AbstractThe Berkner and Marshall hypothesis suggests that the atmosphere was virtually anoxic until the late Precambrian, and that the abrupt and coincidental appearance in the fossil record of the major animal phyla reflects the rise of PO2 to a level that supported animal life. In a more recent version the rise of PO2 is supposed to permit previously soft‐bodied animals, which had arisen during the anoxic period, to form fossilizable hard parts. The animal kingdom is conceived as fundamentally and primitively anaerobic and only secondarily aerobic. These ideas were incorporated into the Thiobiotic Theory, which supposes that a meiofauna endemic to the anoxic sulfide layer in marine sediments is a relict community of the pre‐normoxic Precambrian.
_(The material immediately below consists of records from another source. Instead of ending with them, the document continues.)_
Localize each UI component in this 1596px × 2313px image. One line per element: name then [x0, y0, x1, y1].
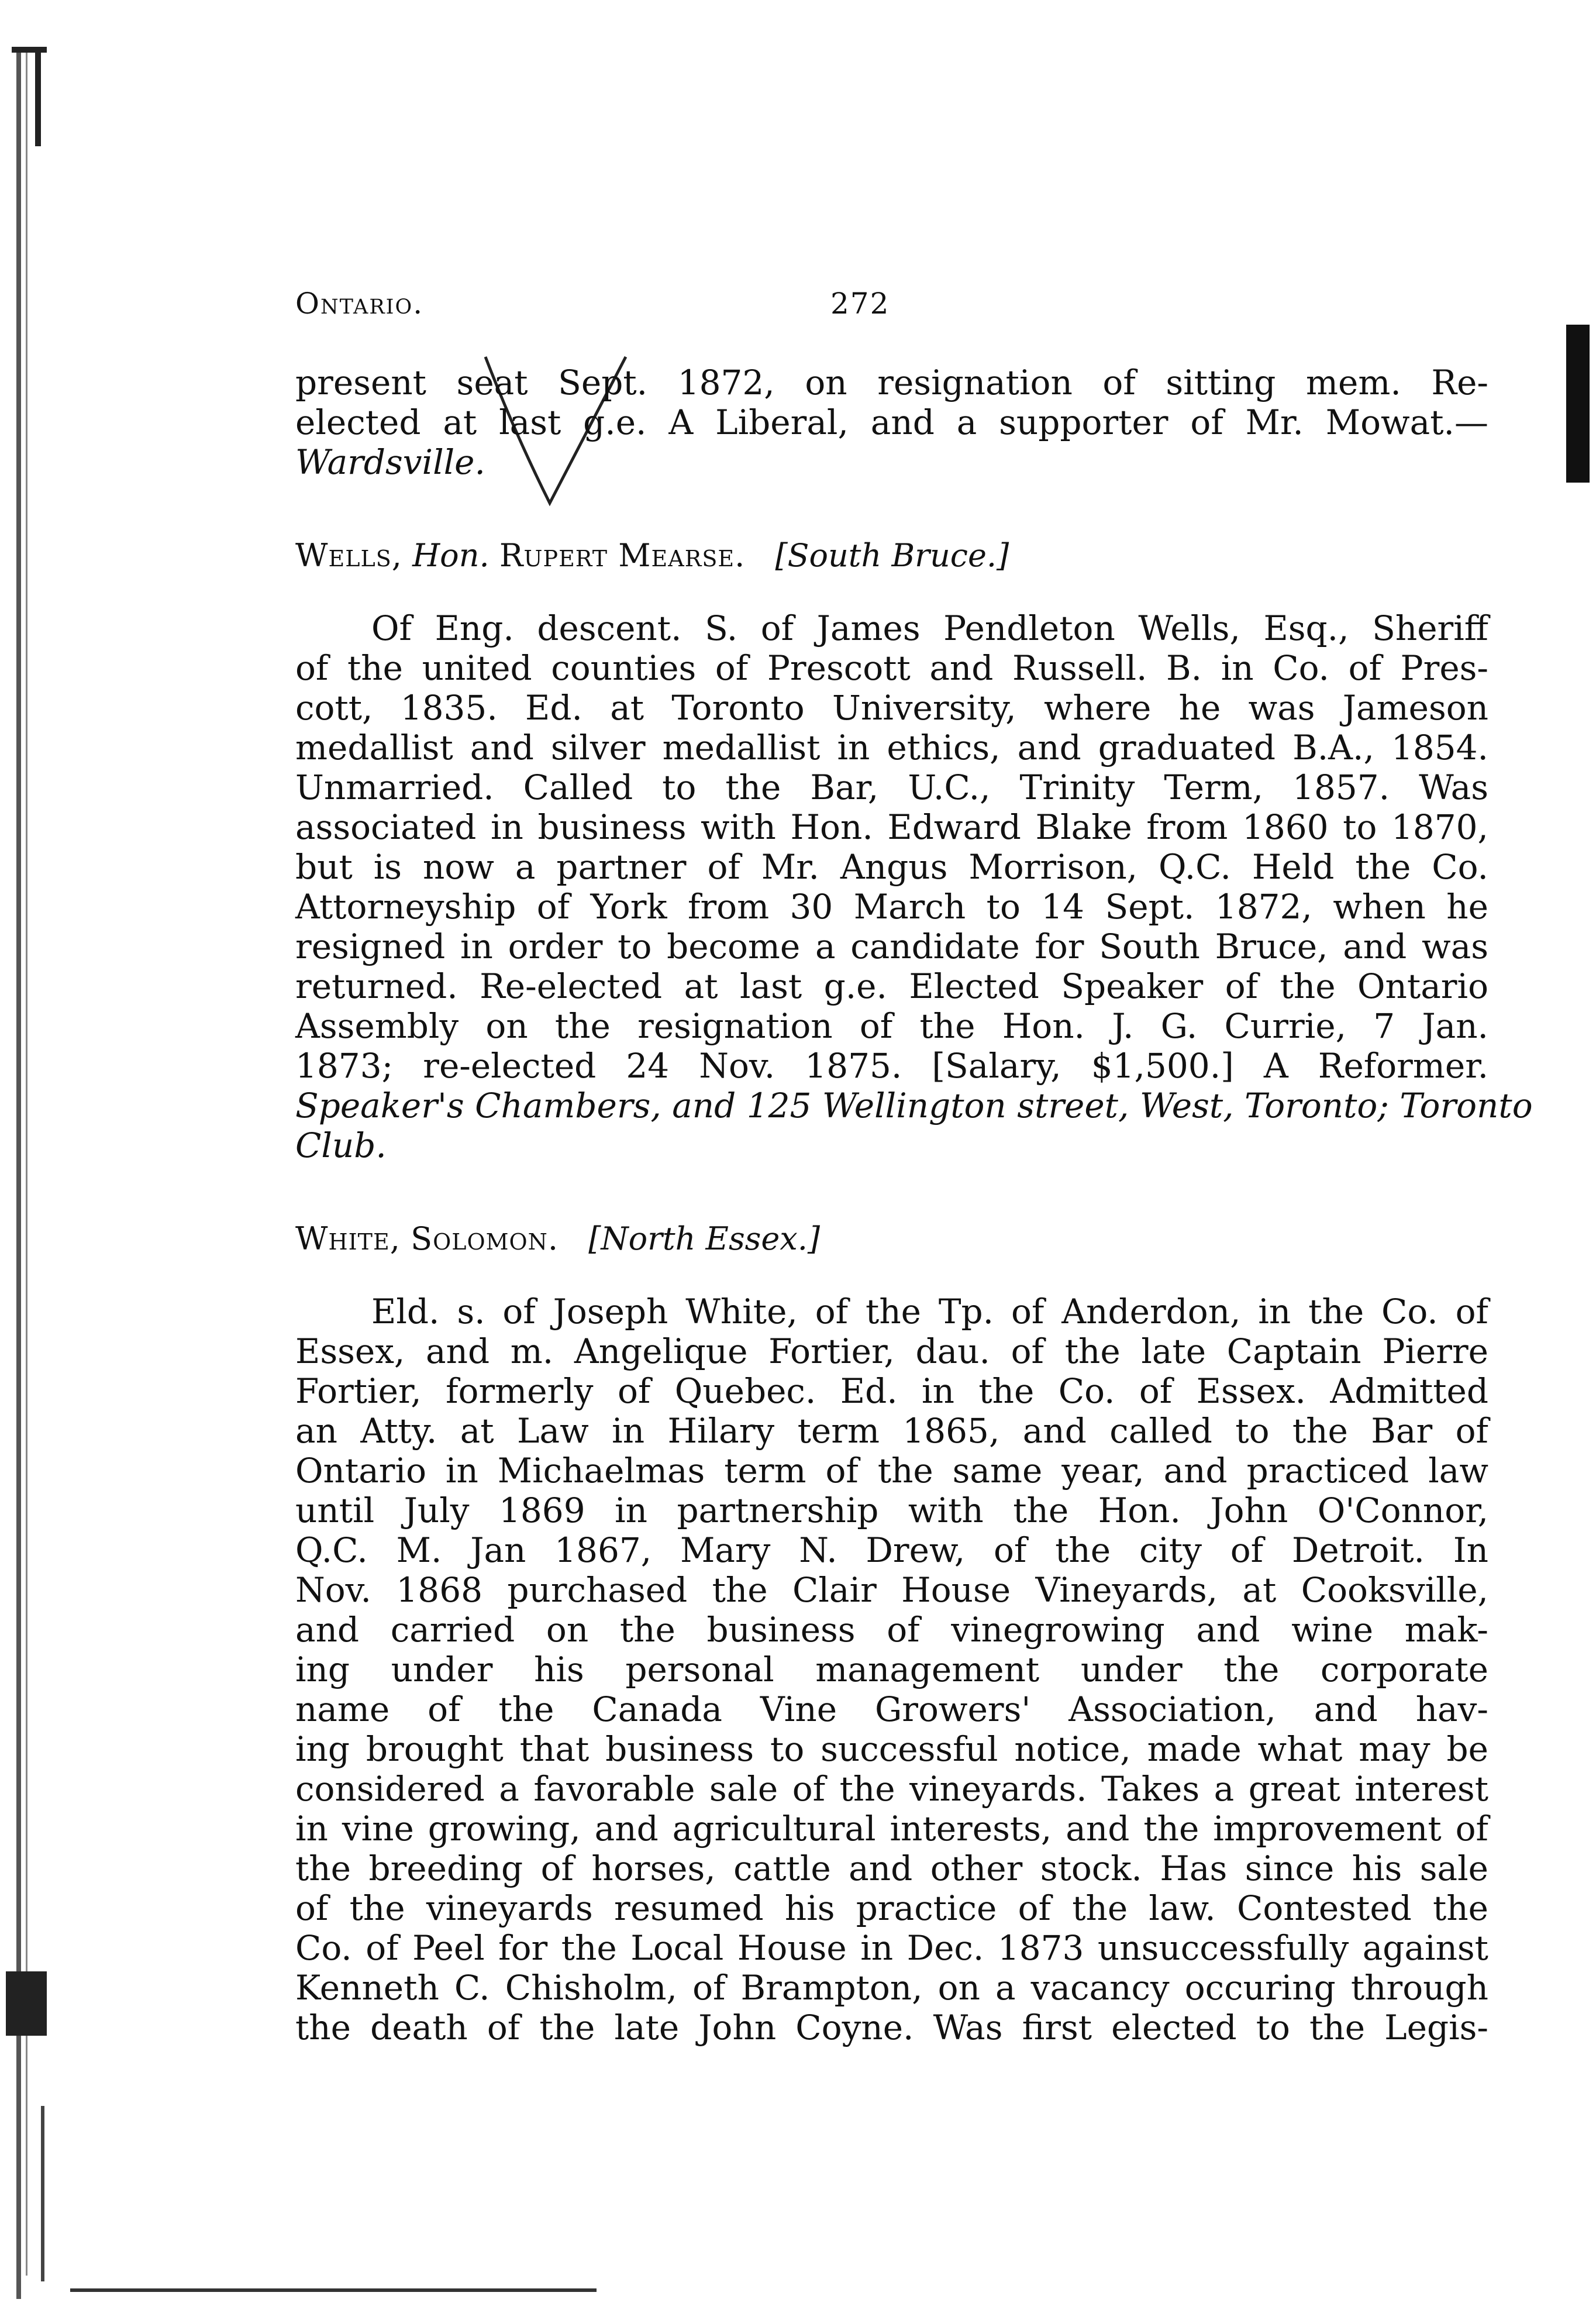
entry-address: Club. — [295, 1125, 387, 1165]
entry-given-names: Rupert Mearse. — [499, 537, 746, 574]
entry-surname: Wells, — [295, 537, 402, 574]
entry-address: Speaker's Chambers, and 125 Wellington street, West, Toronto; Toronto — [295, 1086, 1533, 1125]
text-line: an Atty. at Law in Hilary term 1865, and called to the Bar of — [295, 1411, 1488, 1451]
text-line: Eld. s. of Joseph White, of the Tp. of Anderdon, in the Co. of — [371, 1292, 1488, 1331]
entry-body — [295, 608, 1533, 1165]
text-line: of the vineyards resumed his practice of the law. Contested the — [295, 1888, 1488, 1928]
text-line: resigned in order to become a candidate for South Bruce, and was — [295, 927, 1488, 966]
page-number: 272 — [830, 287, 890, 321]
text-line: considered a favorable sale of the vineyards. Takes a great interest — [295, 1769, 1488, 1809]
continued-entry — [295, 363, 1488, 482]
text-line: the death of the late John Coyne. Was first elected to the Legis- — [295, 2008, 1488, 2047]
text-line: Q.C. M. Jan 1867, Mary N. Drew, of the city of Detroit. In — [295, 1530, 1488, 1570]
margin-mark — [1566, 325, 1590, 483]
entry-heading — [295, 1219, 1488, 1259]
section-title: Ontario. — [295, 287, 424, 321]
bottom-rule — [70, 2288, 597, 2292]
entry-riding: [South Bruce.] — [775, 537, 1009, 574]
text-line: present seat Sept. 1872, on resignation of sitting mem. Re- — [295, 363, 1488, 402]
entry-address: Wardsville. — [295, 442, 485, 482]
text-line: Assembly on the resignation of the Hon. J. G. Currie, 7 Jan. — [295, 1006, 1488, 1046]
text-line: cott, 1835. Ed. at Toronto University, where he was Jameson — [295, 688, 1488, 728]
entry-riding: [North Essex.] — [588, 1220, 821, 1257]
entry-given-names: Solomon. — [411, 1220, 559, 1257]
text-line: name of the Canada Vine Growers' Association, and hav- — [295, 1689, 1488, 1729]
entry-title: Hon. — [412, 537, 490, 574]
text-line: associated in business with Hon. Edward Blake from 1860 to 1870, — [295, 807, 1488, 847]
text-line: Unmarried. Called to the Bar, U.C., Trinity Term, 1857. Was — [295, 767, 1488, 807]
text-line: Co. of Peel for the Local House in Dec. 1873 unsuccessfully against — [295, 1928, 1488, 1968]
text-line: ing under his personal management under the corporate — [295, 1650, 1488, 1689]
text-line: Fortier, formerly of Quebec. Ed. in the Co. of Essex. Admitted — [295, 1371, 1488, 1411]
text-line: and carried on the business of vinegrowing and wine mak- — [295, 1610, 1488, 1650]
text-line: Attorneyship of York from 30 March to 14 Sept. 1872, when he — [295, 887, 1488, 927]
entry-surname: White, — [295, 1220, 401, 1257]
text-line: Kenneth C. Chisholm, of Brampton, on a vacancy occuring through — [295, 1968, 1488, 2008]
text-line: Ontario in Michaelmas term of the same year, and practiced law — [295, 1451, 1488, 1491]
entry-heading — [295, 536, 1488, 576]
text-line: Of Eng. descent. S. of James Pendleton Wells, Esq., Sheriff — [371, 608, 1488, 648]
text-line: medallist and silver medallist in ethics, and graduated B.A., 1854. — [295, 728, 1488, 767]
text-line: Essex, and m. Angelique Fortier, dau. of the late Captain Pierre — [295, 1331, 1488, 1371]
text-line: 1873; re-elected 24 Nov. 1875. [Salary, $1,500.] A Reformer. — [295, 1046, 1488, 1086]
text-line: until July 1869 in partnership with the Hon. John O'Connor, — [295, 1491, 1488, 1530]
entry-body — [295, 1292, 1488, 2047]
text-line: ing brought that business to successful notice, made what may be — [295, 1729, 1488, 1769]
text-line: Nov. 1868 purchased the Clair House Vineyards, at Cooksville, — [295, 1570, 1488, 1610]
binding-gutter — [0, 0, 70, 2313]
text-line: returned. Re-elected at last g.e. Elected Speaker of the Ontario — [295, 966, 1488, 1006]
running-head — [295, 287, 1488, 333]
text-line: but is now a partner of Mr. Angus Morrison, Q.C. Held the Co. — [295, 847, 1488, 887]
document-page — [295, 287, 1533, 2047]
text-line: the breeding of horses, cattle and other stock. Has since his sale — [295, 1849, 1488, 1888]
text-line: in vine growing, and agricultural interests, and the improvement of — [295, 1809, 1488, 1849]
text-line: of the united counties of Prescott and Russell. B. in Co. of Pres- — [295, 648, 1488, 688]
text-line: elected at last g.e. A Liberal, and a supporter of Mr. Mowat.— — [295, 402, 1488, 442]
This fauna consists of a number of simple metazoan phyla, including free‐living platyhelminths (but not cnidarians) which this theory regards as representatives of the ancestral Eumetazoa.The development of geological and ecological thinking about these hypotheses is summarized and the pertinent physiological evidence for and against them is briefly reviewed. I conclude that the available information does not support either the Berkner and Marshall Hypothesis or the Thiobiotic Theory, and is inconclusive on the identity of the ancestral animals. Moreover, several aspects of respiratory and metabolic biology are far more consistent with a fundamentally aerobic than anaerobic way of animal life.